Жены вечером дома не было. Открывший дверь двенадцатилетний отрок сообщил, что местонахождение матери – в больнице, и будет когда она – не известно. Я попросил передать страницу, тут же вырванную из блокнота и с накарябанным номером телефона, предупредив, что в восемь утра уеду на работу. Мне позвонили поздно вечером, когда я уже и не ждал, заключил, что малец забыл про просьбу.

– Спасибо за беспокойство, Мишаня, – первое что сказала, поздоровавшись жена Митяя, – этих алкоголиков ничего не берёт.

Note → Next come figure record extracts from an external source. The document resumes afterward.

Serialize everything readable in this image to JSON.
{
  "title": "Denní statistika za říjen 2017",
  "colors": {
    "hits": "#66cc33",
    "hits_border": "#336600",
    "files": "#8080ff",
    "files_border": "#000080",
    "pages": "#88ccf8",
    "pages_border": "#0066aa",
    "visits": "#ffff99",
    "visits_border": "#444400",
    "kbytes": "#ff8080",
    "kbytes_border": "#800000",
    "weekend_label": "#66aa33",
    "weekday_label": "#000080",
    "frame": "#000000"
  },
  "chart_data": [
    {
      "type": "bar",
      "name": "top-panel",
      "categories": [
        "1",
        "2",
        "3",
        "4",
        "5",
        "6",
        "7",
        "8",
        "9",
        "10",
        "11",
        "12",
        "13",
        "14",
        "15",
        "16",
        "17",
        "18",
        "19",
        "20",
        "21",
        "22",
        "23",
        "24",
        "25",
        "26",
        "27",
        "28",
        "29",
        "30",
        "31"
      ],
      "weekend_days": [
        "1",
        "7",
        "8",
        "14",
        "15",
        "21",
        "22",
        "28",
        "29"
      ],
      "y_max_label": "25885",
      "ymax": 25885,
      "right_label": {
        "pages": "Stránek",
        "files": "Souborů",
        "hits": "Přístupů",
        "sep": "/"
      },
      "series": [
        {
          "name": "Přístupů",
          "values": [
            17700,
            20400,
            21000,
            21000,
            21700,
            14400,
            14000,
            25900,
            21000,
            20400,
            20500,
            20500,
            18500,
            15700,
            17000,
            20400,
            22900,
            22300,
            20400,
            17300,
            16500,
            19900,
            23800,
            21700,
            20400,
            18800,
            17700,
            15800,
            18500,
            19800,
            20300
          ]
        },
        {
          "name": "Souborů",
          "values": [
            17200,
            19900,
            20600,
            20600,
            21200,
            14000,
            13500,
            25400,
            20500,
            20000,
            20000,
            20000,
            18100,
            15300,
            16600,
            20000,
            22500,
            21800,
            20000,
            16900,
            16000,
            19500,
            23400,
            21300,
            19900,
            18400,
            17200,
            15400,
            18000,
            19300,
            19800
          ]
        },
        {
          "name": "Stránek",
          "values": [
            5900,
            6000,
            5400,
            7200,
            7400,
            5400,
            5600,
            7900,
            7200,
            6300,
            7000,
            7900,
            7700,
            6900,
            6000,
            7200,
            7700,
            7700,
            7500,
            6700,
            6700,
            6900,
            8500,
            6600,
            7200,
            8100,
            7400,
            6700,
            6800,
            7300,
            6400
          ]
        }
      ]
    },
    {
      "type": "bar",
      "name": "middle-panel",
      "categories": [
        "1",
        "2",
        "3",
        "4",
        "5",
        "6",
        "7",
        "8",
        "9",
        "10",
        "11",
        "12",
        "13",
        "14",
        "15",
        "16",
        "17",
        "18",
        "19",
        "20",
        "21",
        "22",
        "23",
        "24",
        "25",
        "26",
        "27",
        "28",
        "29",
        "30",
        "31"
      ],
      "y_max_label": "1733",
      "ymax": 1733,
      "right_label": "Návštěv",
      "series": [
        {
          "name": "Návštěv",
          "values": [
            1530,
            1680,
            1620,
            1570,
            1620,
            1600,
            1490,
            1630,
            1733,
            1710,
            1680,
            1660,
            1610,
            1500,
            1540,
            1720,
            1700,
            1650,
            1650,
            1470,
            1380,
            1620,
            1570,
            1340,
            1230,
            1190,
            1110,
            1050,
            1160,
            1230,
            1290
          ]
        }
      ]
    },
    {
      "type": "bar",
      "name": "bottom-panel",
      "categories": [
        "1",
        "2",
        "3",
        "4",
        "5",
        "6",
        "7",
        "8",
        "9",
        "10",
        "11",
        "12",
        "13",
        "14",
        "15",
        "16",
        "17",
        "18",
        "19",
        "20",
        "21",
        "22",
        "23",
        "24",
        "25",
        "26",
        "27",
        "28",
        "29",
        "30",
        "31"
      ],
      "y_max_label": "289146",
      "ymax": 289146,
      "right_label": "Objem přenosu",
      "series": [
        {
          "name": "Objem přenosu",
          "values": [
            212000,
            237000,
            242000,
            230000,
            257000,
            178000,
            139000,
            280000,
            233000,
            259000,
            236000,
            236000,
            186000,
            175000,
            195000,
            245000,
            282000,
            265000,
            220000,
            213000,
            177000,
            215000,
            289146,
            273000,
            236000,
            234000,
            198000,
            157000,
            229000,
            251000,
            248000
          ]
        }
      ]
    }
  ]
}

– Что? – я решил, что ослышался спросонок, – живой?

– Чуть не помер со своей водкой, думали, уже всё. В коме несколько часов, врачи сказали, что клиническая смерть была,.. Хотели уже аппарат отключать, как очнулся, в семь вечера, – зачем-то озвучила время, помолчала, с тоской добавив, – может, хоть сейчас пить бросит…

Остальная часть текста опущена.